We're disoriented at first, then disappointed, then distressed. What went wrong? When will we have power again?
We switch to demanding consumers. The industry's investment to increase reliability makes plenty of sense then. Before the blackout, the purpose of such initiatives seemed intangible and suspect.
Alas, consumer engagement is fleeting. As the weeks pass, after a blackout, so too does the urgency among people pass.
It is ironic. When the power of electricity is all around us — which is almost always — the role of electricity in our lives is invisible. When that power is interrupted, only then do we see electricity.
Like when you listen to a favorite ballad. You're lost in the faraway world of the singer and her accompaniment. Then, abruptly, there's a blip, the music's glory gone. What went wrong? You're now all-too-aware of the music-playing device, its role, its limitations, its imperfect reliability.
The safety, affordability, reliability triad is a sober set of goals for a mature industry. We are rightly proud that it is our professional pursuit. But we must acknowledge its modest meaning for most outside our community of utility and commission types.
Which brings me to talk with you about electrification's second story. You see, all that electrification accomplished in the late nineteenth and early twentieth century was connecting buildings. Ok. That was pretty good. Though it wasn't anything more than that.
Electrification's first story is indeed inspiring. But that story ended over a half century ago. You know what they say. What have you done for me lately?
Our industry connected a hundred and fifty million buildings in this country alone. And around a billion buildings worldwide. Cool. But there are nearly three hundred million automobiles, trucks, buses and other vehicles in this country. And there's around a billion of them in the world. What about them? Virtually all burn fossil fuel to move people and product.
Even though our electric plugs are everywhere. Our plugs are everywhere vehicles start. Our plugs are everywhere vehicles stop. Our plugs are everywhere vehicles pass.
Once, utilities and utility regulators worked together — it was called a compact — to invest in a far-off future in which everyone would be connected. It was no less a challenge than the questions we debate today. In the nineteen-tens, twenties, thirties, forties and fifties, our whole society sacrificed knowing that the benefits would come slowly, unevenly, disproportionately. Society sacrificed nonetheless. Society sacrificed knowing the payback was primarily past the time of those sacrificing.

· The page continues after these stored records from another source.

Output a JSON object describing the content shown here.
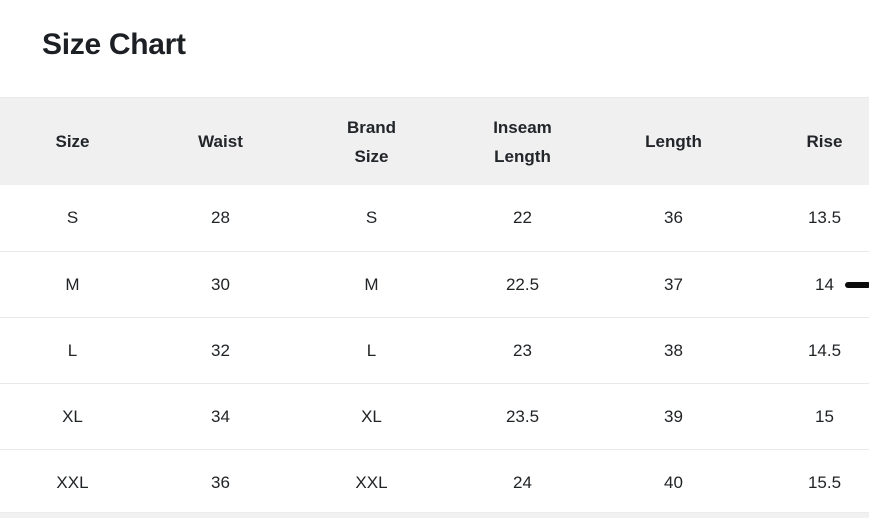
{
  "title": "Size Chart",
  "table": {
    "headers": [
      "Size",
      "Waist",
      "Brand Size",
      "Inseam Length",
      "Length",
      "Rise"
    ],
    "rows": [
      {
        "size": "S",
        "waist": "28",
        "brand_size": "S",
        "inseam_length": "22",
        "length": "36",
        "rise": "13.5"
      },
      {
        "size": "M",
        "waist": "30",
        "brand_size": "M",
        "inseam_length": "22.5",
        "length": "37",
        "rise": "14"
      },
      {
        "size": "L",
        "waist": "32",
        "brand_size": "L",
        "inseam_length": "23",
        "length": "38",
        "rise": "14.5"
      },
      {
        "size": "XL",
        "waist": "34",
        "brand_size": "XL",
        "inseam_length": "23.5",
        "length": "39",
        "rise": "15"
      },
      {
        "size": "XXL",
        "waist": "36",
        "brand_size": "XXL",
        "inseam_length": "24",
        "length": "40",
        "rise": "15.5"
      }
    ]
  },
  "colors": {
    "header_background": "#f0f0f0",
    "row_divider": "#e9e9e9",
    "text": "#212427",
    "marker": "#0c0c0c",
    "bottom_strip": "#f1f1f1"
  }
}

We are there, again. We face that same choice, again. Do we hold back? Calculating that the benefits of connecting cars would come slowly, unevenly, disproportionately? Considering that the payback would be primarily past our time?
Or do we again embrace our mission to electrify? Do we again aggressively grasp at every chance presented to us to connect a customer? In electrification's first story, the customers to be connected were in buildings. Our industry invested to connect each. And the nation was "electrified," in more ways than one. In electrification's second story, the customers to be connected are in vehicles. Shouldn't our industry invest to connect each? If we did, we would electrify again.
As in electrification's first story, some monies shall be spent with uncertain results, and some monies shall be lost. It's inevitable when a great industry takes on a great mission.
Some say charging stations everywhere should await the moment when electric cars are everywhere. This is like saying, in nineteen-fifteen for example, that hooking up neighborhoods to grids should await the moment when people have installed appliances. We can be thankful our forefathers said no, let's not wait.